Truth is, I like having something specific to do. Everyone does. Little manageable tasks all in a row. Growth, etc. It's not wrong. But then there's my tendency to drift and dream and lose track of -- or interest in -- the logistics of social obligation. My OCD is probably just a way of coping with the fact that I'm tethered to reality until I die or go permanently crazy. If I can't get lost in the ether, I might as well get lost in specifics.

Not that being found is such a bad thing. It can be the best thing. It all depends on who's finding you, and why.

Okay. Two things.

First thing: I know and care precisely nothing about anything having to do with organized sports of any kind. You know how homophobes feel about hardcore gay porn? That's how I feel about the NFL. It's just -- dude, let's not even talk about it. Done with preamble! Now you know that I have no idea who Frank Ribery is, except that Wes wrote about him and I, uh ... I, like ... I enjoyed it. Snurk. But I'm not gay!

Second thing: Nor do I have this guy's hair. Man, if you can find a way to cheat on your fiancée looking like that -- more power to you, dude.

4 Comments:

Anonymous Anonymous said...

Oh, please.
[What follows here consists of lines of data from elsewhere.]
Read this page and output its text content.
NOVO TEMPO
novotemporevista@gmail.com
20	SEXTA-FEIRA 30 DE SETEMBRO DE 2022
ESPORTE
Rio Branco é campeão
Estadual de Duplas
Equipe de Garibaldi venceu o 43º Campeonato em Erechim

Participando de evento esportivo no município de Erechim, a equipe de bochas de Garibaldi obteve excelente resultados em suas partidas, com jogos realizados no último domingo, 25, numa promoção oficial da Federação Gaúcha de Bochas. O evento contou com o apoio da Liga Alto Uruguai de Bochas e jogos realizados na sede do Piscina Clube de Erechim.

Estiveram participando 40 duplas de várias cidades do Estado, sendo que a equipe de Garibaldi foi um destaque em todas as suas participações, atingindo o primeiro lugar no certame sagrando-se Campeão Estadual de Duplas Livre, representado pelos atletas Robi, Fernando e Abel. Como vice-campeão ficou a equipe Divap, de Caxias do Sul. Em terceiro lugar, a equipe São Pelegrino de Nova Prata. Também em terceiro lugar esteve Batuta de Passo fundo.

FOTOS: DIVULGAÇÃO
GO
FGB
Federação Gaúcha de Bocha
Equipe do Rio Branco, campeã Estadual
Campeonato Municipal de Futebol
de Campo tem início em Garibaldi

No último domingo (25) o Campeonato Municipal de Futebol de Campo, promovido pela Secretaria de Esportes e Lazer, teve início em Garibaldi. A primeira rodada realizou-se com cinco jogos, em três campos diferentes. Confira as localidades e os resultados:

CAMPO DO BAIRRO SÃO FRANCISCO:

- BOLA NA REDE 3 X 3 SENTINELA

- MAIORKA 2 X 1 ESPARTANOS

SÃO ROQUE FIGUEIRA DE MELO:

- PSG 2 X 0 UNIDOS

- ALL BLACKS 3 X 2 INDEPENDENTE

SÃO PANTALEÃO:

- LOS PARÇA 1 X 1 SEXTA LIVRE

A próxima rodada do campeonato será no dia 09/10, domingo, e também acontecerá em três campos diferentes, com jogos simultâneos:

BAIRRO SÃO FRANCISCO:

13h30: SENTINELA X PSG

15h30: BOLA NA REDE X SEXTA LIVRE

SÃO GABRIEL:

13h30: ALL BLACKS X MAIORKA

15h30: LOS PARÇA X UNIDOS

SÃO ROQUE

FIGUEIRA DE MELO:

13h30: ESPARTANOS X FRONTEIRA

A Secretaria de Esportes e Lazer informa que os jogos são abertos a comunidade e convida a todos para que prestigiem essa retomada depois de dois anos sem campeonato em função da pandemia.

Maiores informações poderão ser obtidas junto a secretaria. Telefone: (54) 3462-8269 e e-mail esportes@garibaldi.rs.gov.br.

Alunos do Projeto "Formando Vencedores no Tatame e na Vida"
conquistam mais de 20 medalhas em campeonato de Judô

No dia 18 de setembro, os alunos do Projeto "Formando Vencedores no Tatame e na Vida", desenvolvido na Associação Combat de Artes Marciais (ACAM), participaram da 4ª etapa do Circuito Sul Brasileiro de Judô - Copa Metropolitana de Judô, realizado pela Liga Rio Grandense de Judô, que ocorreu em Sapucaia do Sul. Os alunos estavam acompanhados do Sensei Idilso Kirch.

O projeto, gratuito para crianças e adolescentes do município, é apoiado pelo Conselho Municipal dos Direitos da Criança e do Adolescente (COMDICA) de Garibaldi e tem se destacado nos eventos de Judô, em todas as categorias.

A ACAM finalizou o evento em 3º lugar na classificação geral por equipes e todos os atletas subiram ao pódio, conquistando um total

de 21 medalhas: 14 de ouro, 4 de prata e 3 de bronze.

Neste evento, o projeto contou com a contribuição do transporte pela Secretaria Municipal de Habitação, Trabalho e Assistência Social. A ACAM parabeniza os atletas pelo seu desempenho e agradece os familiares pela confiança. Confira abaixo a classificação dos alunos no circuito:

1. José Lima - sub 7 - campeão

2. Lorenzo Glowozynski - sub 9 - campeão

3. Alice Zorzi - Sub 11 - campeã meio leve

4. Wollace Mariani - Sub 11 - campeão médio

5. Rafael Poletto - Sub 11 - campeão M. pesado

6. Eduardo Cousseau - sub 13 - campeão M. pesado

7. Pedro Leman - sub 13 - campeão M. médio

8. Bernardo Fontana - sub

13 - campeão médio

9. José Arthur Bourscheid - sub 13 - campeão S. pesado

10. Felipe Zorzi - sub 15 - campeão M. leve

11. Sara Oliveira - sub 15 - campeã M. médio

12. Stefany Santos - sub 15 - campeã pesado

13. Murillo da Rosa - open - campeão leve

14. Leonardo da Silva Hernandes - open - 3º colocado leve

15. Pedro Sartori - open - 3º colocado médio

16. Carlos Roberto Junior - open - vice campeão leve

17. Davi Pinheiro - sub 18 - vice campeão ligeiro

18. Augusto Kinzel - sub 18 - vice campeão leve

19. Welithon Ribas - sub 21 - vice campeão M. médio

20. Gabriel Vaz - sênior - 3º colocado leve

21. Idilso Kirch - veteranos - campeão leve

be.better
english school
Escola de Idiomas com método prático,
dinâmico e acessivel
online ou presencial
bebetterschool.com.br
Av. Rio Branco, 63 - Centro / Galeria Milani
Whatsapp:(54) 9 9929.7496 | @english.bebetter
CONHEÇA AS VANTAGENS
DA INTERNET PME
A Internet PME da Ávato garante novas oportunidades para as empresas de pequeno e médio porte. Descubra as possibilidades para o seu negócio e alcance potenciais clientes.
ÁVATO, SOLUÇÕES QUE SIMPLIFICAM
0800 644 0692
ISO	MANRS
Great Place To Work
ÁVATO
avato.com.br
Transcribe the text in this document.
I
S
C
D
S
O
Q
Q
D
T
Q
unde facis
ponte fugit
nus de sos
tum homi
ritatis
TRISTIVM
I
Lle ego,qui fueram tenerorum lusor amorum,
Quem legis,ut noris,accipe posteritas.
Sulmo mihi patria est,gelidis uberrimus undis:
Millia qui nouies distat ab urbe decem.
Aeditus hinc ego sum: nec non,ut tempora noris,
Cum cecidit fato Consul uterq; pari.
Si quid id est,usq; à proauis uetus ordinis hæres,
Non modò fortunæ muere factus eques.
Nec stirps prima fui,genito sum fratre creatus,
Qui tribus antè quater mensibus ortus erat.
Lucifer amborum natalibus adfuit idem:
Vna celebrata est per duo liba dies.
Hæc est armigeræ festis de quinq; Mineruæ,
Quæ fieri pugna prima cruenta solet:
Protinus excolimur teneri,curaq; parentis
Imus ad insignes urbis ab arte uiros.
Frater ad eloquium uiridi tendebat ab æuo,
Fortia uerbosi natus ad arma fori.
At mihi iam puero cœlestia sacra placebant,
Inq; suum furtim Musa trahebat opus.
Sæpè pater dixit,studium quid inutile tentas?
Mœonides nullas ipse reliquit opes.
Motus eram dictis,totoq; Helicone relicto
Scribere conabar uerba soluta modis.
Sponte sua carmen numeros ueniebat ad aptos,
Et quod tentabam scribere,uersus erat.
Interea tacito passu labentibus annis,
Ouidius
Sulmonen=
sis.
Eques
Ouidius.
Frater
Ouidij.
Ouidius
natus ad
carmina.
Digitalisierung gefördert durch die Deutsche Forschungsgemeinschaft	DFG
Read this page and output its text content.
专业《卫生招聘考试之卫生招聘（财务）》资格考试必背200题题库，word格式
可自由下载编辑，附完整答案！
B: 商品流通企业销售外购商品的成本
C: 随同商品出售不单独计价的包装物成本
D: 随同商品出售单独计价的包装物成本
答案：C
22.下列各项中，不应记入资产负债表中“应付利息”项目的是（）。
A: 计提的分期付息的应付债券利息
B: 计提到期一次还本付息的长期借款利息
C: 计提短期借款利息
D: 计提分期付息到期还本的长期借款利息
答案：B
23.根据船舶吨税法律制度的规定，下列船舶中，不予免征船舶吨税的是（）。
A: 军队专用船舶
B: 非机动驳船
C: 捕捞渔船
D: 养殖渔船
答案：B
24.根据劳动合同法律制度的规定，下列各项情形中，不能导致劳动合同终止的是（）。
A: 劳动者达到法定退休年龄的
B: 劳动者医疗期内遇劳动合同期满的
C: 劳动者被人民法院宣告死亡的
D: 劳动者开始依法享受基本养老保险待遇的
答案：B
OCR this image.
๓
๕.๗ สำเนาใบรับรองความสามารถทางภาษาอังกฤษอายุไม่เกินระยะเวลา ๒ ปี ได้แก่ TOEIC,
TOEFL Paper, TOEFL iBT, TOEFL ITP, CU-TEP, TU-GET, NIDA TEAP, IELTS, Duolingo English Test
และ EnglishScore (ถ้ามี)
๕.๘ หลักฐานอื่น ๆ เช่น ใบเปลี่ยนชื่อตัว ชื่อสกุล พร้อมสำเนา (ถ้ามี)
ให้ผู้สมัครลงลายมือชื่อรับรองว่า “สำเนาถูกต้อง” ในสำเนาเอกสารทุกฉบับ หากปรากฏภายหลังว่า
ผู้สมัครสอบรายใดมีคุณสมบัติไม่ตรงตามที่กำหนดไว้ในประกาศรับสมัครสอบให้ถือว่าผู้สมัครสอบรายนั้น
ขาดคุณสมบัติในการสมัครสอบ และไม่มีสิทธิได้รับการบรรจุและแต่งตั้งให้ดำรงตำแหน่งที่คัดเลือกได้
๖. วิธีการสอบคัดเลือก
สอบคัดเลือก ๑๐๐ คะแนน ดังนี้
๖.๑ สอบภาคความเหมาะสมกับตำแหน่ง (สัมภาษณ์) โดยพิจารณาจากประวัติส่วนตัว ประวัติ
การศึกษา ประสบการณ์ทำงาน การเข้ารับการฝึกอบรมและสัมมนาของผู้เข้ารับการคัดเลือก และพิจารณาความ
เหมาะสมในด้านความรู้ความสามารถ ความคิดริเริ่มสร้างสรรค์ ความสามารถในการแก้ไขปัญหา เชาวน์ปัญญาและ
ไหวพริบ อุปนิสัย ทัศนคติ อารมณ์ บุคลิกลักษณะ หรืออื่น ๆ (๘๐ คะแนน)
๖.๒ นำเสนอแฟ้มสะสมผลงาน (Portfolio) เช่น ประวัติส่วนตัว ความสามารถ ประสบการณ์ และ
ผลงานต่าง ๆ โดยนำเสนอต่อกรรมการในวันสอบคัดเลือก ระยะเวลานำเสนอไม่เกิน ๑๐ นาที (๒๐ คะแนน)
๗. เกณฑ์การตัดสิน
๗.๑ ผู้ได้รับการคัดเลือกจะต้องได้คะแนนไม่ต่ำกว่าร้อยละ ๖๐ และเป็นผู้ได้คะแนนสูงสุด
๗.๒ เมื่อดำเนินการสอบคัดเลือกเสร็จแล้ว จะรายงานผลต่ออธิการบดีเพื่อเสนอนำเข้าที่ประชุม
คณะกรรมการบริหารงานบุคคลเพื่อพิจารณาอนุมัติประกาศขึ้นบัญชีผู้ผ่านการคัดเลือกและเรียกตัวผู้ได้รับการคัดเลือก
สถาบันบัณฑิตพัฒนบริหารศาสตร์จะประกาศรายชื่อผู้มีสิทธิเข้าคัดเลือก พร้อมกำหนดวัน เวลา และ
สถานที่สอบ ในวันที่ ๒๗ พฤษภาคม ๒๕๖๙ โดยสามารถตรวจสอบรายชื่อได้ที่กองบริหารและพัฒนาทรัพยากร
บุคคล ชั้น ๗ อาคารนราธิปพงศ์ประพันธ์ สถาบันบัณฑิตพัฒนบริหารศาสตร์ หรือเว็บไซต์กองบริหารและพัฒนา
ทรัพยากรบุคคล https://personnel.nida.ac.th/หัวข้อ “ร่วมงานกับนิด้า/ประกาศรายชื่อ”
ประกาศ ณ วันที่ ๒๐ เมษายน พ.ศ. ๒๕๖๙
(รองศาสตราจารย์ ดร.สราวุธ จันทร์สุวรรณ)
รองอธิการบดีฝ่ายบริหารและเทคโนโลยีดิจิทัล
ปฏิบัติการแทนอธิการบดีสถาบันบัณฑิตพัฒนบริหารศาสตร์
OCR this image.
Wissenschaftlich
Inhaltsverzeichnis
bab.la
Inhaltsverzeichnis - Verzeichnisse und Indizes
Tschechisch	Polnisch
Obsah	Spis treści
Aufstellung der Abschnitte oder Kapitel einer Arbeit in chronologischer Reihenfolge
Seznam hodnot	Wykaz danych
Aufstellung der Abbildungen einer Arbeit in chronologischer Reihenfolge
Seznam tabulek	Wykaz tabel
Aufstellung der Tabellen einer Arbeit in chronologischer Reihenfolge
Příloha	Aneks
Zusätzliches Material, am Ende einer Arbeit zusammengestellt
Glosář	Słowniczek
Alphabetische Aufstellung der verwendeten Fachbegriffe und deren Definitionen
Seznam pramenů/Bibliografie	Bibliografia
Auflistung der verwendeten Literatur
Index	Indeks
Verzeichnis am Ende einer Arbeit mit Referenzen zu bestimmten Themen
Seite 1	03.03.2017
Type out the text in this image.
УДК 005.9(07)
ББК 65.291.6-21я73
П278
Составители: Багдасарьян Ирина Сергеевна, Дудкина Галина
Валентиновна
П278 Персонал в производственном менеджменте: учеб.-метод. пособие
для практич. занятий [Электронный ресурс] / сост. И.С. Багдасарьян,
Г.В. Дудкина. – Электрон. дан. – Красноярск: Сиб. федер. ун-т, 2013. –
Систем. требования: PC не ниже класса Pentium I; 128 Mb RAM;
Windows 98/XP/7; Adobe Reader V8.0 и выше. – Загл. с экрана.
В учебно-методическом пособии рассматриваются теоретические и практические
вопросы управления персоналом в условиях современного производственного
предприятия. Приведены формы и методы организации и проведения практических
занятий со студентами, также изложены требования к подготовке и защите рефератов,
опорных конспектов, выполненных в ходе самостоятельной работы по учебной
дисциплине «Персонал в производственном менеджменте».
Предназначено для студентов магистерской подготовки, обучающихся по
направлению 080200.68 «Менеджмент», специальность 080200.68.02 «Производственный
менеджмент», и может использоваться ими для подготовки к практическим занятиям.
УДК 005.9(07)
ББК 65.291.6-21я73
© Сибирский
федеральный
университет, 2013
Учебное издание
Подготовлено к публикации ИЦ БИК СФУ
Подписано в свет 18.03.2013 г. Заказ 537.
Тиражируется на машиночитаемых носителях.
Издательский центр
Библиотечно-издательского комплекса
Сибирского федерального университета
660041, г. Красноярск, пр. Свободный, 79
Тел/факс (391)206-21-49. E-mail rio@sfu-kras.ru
Homophobes have a grotesque fascination with hardcore gay porn--possibly more so than hardcore gays. You can practically see the drool on James Dobson's chin when he describes the horrors he exposes [sic] himself to, all for the good of knowing his enemy, of course. You don't need such a coy way of announcing that you're totally into the NFL, dude. Just deal with it.

6:35 AM  
Anonymous Anonymous said...

That guy... I know him... he told me he was the single CEO of a huge multinational corporation! I had no idea he was betrothed to another! And then he gave me the bird flue. And the clap. And a mood ring from that great 7/11 in Burbank, California. Then I was jelly in his arms. I just couldn't get over his big, round, manly... hair.

2:02 PM  
Blogger Felix Helix said...

You know, it was only about two minutes after I posted this thing that I realized what should have been obvious from the beginning: that the entire post about Ton and his distraught SO was a put-on. "Smoking the joint"? Soul sisters corrupting Kim Jong Il? Yeah. Anyway, there's still the hair.

Laura: you've got no proof. Nothing! I read as much poetry as the next guy. Obscure poetry, too. Literary magazines from midwestern colleges. And, and, and I sometimes drink white wine. While listening to Belle and Sebastian. (The Life Pursuit is screamingly fabulous, by the way.) Your groundless accusations are deeply irresponsible, and I demand an immediate retraction in full.

2:37 PM  
Anonymous Anonymous said...

I know you know how to look for media bias, but here are the things I try to do when I'm looking for it (when I'm reading the paper, not when I'm writing it):

1. Look at the adjectives, particularly in the first few sentences. Do they say anything like "shocking" or "overwhelming" or "won by a landslide" or anything that provides color rather than fact? If a reporter does this, it's a way of telling the reader what to think, or how to think about what's being reported.

2. Look at who's quoted. What is their job title? What kinds of bias might their position introduce into the story? Does what they say match with the kind of stance someone in their position might take? For example, if you're quoting a police chief, and he says more cops need to be hired, do we trust him on his word? Whereas if you're quoting someone who lives in a bad neighborhood, and THEY say more cops need to be hired, what does that mean?

3. What perspectives are missing from the story? Does the reporter say anything about trying to contact those people and not getting returned calls? Or are they simply omitted?

After this, having your students write letters to the editor based on the biases they see in a particular story -- that'd be a great homework assignment.

If you want someone who's good to talk to on this stuff, talk to Ed LaFrance at the SRJC, provided he's still teaching there. He loves this topic.